Apesar da legalidade do despacho governamental que decretou a suspensão da atividade de medicina dentária, salvo em casos de comprovada urgência, o Estado pode ser obrigado a pagar uma compensação aos profissionais afetados. Este é o entendimento da firma de advogados portuense PACC Advogados, que opera nas áreas do direito da saúde, administrativo e do trabalho.
Frisando que este é um entendimento que resulta da experiência da firma nestas áreas e não de qualquer ação jurídica que a sociedade esteja a patrocinar, Paulo Costa Carvalho, da PACC, acredita estarem “reunidos os pressupostos que a lei faz depender para se obter uma indemnização”.

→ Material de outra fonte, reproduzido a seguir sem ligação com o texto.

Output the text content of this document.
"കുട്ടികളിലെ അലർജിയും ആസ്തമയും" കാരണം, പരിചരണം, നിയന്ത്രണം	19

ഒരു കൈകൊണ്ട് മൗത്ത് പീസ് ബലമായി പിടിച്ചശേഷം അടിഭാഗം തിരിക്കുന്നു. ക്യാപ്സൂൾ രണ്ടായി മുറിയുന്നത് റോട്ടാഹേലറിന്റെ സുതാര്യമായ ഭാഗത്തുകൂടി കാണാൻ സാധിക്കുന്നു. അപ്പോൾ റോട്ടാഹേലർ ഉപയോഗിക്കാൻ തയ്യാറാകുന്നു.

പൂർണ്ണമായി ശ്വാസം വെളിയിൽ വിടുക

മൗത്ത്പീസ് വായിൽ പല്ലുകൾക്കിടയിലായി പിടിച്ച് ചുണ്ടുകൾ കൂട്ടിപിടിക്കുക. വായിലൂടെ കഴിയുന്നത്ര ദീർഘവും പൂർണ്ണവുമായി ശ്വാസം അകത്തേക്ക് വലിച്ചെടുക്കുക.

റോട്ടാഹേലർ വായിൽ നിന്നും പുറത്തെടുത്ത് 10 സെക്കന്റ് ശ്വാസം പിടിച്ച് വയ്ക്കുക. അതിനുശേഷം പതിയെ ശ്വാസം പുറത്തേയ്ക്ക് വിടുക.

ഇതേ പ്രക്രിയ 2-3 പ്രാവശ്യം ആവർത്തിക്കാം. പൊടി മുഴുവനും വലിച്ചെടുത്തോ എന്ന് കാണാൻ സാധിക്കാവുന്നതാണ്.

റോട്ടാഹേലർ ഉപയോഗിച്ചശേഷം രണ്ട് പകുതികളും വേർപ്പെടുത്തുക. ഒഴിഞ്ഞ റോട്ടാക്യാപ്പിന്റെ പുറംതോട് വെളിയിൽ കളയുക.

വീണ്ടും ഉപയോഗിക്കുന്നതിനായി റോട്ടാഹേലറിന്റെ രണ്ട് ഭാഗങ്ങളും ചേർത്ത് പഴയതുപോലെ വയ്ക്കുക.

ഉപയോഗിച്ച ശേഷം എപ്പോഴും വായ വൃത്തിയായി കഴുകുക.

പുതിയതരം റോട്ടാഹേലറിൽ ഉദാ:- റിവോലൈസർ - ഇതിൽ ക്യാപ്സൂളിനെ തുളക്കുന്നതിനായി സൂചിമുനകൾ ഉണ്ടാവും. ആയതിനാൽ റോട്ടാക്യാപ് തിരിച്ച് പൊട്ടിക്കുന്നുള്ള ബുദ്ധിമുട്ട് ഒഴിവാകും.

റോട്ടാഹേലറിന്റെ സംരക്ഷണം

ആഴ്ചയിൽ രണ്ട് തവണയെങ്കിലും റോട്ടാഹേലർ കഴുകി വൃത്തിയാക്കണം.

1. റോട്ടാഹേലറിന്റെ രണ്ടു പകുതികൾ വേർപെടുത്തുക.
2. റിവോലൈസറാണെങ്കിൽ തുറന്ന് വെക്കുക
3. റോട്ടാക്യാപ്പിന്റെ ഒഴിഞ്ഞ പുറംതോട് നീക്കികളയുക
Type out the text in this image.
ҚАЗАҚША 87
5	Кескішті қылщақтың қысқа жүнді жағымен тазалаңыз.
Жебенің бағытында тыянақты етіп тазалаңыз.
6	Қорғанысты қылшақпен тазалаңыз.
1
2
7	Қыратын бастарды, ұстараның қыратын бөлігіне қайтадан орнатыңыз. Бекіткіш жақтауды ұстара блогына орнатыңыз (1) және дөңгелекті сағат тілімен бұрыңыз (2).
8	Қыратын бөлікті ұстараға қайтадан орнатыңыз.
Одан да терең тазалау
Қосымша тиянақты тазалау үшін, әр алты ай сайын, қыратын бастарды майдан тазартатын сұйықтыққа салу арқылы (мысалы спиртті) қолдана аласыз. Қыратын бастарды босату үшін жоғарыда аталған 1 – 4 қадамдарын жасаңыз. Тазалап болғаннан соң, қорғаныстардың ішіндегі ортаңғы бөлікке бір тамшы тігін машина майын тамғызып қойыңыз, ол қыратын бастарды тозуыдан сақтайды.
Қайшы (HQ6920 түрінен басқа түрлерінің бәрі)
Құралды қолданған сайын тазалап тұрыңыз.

E passa a explicar: “O despacho foi emitido por razões de interesse público; o despacho causou um dano especial, uma vez que incidiu sobre um determinado grupo profissional, e não sobre a generalidade dos cidadãos e profissionais; e o despacho causou danos anormais, na medida em que ultrapassaram os custos próprios da vida em sociedade e pelo facto danos serem suficientemente graves merecendo, por isso, a tutela do direito.”
Isto, porque, esclarece o advogado, “nos termos do artigo 16.º do Regime da Responsabilidade Civil Extracontratual do Estado e Demais Entidades Públicas, ‘o Estado e as demais pessoas coletivas de direito público indemnizam os particulares a quem, por razões de interesse público, imponham encargos ou causem danos especiais e anormais, devendo, para o cálculo da indemnização, atender-se, designadamente, ao grau de afetação do conteúdo substancial do direito ou interesse violado ou sacrificado’”.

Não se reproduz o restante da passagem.